The reports of "Panama Papers" have jolted the “shell company specialist” Mossack Fonseca’s colleagues for the firm stands out in particular for buffeting “world leaders from Russia to China, Britain to Iceland,” while its offshore rivals from services industry also caught in pieces. The Corporate Lawyer, Pablo Gonzalez who is thirty nine year old, said:
"I was about to sign a contract on Monday with some Italian clients but they postponed it”.

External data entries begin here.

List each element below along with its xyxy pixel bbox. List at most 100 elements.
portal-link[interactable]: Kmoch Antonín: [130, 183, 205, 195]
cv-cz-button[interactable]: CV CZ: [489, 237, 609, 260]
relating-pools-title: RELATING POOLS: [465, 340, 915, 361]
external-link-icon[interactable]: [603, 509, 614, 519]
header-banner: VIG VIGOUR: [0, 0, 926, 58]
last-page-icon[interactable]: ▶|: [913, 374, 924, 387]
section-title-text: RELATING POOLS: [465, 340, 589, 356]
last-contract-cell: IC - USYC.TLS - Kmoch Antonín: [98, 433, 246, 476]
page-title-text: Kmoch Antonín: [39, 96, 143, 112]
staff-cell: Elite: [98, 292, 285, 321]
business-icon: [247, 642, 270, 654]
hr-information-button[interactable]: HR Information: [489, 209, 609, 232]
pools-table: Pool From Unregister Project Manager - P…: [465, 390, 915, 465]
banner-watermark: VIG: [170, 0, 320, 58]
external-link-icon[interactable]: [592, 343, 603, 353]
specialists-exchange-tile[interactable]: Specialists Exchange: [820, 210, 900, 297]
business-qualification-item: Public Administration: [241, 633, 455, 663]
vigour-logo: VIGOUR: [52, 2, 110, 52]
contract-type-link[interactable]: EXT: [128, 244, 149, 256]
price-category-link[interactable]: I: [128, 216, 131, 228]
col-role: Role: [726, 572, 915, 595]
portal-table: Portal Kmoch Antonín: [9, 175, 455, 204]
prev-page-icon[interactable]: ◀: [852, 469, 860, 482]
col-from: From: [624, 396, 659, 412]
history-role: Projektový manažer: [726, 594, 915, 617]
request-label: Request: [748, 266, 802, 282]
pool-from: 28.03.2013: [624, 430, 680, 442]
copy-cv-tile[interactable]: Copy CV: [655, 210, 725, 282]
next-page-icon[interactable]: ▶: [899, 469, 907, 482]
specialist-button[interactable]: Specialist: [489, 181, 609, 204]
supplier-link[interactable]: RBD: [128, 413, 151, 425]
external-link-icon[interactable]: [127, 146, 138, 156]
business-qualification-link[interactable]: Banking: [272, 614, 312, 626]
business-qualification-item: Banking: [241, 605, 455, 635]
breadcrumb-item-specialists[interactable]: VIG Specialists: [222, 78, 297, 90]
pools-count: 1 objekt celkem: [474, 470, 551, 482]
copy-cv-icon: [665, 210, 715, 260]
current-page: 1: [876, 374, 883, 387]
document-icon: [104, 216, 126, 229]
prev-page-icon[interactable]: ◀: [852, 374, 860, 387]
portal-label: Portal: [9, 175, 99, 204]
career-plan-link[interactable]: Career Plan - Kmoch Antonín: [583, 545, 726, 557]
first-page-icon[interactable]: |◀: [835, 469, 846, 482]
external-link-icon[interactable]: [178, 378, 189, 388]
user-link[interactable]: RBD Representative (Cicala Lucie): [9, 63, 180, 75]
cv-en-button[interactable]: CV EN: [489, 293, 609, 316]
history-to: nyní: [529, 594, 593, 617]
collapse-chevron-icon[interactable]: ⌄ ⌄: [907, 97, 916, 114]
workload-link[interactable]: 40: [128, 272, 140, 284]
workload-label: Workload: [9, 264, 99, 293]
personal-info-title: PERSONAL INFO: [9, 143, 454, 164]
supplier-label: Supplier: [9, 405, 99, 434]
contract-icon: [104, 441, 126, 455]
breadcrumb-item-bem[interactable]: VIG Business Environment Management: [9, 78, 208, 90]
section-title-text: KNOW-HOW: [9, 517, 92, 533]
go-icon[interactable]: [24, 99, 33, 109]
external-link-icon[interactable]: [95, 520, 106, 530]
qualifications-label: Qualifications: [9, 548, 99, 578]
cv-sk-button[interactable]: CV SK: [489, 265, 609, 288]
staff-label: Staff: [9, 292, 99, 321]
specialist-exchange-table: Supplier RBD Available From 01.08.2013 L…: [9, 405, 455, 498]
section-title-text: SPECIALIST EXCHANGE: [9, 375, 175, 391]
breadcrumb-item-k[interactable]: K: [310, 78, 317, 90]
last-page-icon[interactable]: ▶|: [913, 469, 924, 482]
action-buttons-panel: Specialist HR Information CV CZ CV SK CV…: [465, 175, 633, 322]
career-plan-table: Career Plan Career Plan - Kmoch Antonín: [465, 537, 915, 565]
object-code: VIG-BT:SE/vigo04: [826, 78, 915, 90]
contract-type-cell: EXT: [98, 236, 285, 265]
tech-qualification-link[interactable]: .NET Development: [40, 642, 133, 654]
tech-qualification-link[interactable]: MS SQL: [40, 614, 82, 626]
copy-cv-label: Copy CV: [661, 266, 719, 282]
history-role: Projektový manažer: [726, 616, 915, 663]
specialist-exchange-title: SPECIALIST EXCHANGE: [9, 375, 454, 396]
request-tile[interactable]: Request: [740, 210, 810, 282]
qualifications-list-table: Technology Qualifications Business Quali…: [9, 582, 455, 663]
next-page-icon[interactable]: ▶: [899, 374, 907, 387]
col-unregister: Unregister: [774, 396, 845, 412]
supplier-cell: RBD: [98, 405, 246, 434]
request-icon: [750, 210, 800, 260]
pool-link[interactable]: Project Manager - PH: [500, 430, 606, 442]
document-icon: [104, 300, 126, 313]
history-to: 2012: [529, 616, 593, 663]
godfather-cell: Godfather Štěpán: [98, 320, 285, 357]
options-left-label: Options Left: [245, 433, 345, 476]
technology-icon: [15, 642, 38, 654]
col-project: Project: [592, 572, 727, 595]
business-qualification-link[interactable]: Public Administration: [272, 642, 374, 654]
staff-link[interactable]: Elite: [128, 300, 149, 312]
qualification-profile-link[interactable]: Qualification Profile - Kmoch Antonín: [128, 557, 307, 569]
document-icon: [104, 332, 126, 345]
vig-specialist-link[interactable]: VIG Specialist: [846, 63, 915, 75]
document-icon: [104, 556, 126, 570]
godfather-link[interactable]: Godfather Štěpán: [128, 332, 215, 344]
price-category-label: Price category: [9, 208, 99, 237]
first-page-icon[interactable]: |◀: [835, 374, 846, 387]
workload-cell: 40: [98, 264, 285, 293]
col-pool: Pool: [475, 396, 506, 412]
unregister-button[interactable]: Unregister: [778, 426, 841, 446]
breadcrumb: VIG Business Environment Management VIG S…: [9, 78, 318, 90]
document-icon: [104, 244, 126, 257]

"They want us to check everything again 10 times, they are afraid and want to be sure it's all legal."
 
The lawyers defend the company Mossack Fonseca and the likes, which were created in Panama for evading tax, thus have been enlisted for committing “financial crimes”, by claiming that “vast majority” of them conduct “legitimate businesses for foreigners and Panamanians themselves”.
 
According to the Head of the “Chamber of Commerce” the leak that has caused “reputational damage” will affect more the “wider Panamanian economy” than the loss accounted for GDP. The report that was released “through the U.S.-based International Consortium of Investigative Journalists” recounts the stories of four decades whereby political connections were exploited by the rich to “stash their wealth”. Nevertheless, Mossack Fonseca maintains that it is innocent and has been a “victim of hacking”.
 
Data collected from the “Central American country's legal community” which consists of “around 22,000 lawyers” express their anger at the release for they worry that information acquired from “just one firm” has left an unfair scar on Panama’s reputation.
 
However, the government of Panama informed that it is “contacting” all the countries that have been implicated in the scandal. Following the announcement made by France wherein the country suggested to “put Panama back on its blacklist of uncooperative tax jurisdictions”, the government of Panama warned to “retaliate in kind” as a defensive stance.
 
Jima Arauz, who created “hundreds of companies for clients over the years”, commented:
“We're worried because its giving a bad image to our country... it doesn't reflect reality".
 
According to Reuters most of the lawyers protested saying “the image of Panama cast by the scandal was unfair”. Lawyers gathered at the National College of Lawyers in Panama to discuss the issue and to figure out the culprit “behind the leak”. Legal Engine Solutions’ lawyer, Maria Isabel Saravia, said:
"There is ... collective hysteria among clients. We expect a gradual impact ... Our clients feel like criminals."
 
In the words of Gian Castillejo, a Senior Advisor of “President Juan Carlos Varela's” Government thinks the government isn’t bothered about protecting the industry:
"If demand for the creation of companies in Panama falls, obviously the law firms that do this will have to reinvent themselves and practice other areas of law."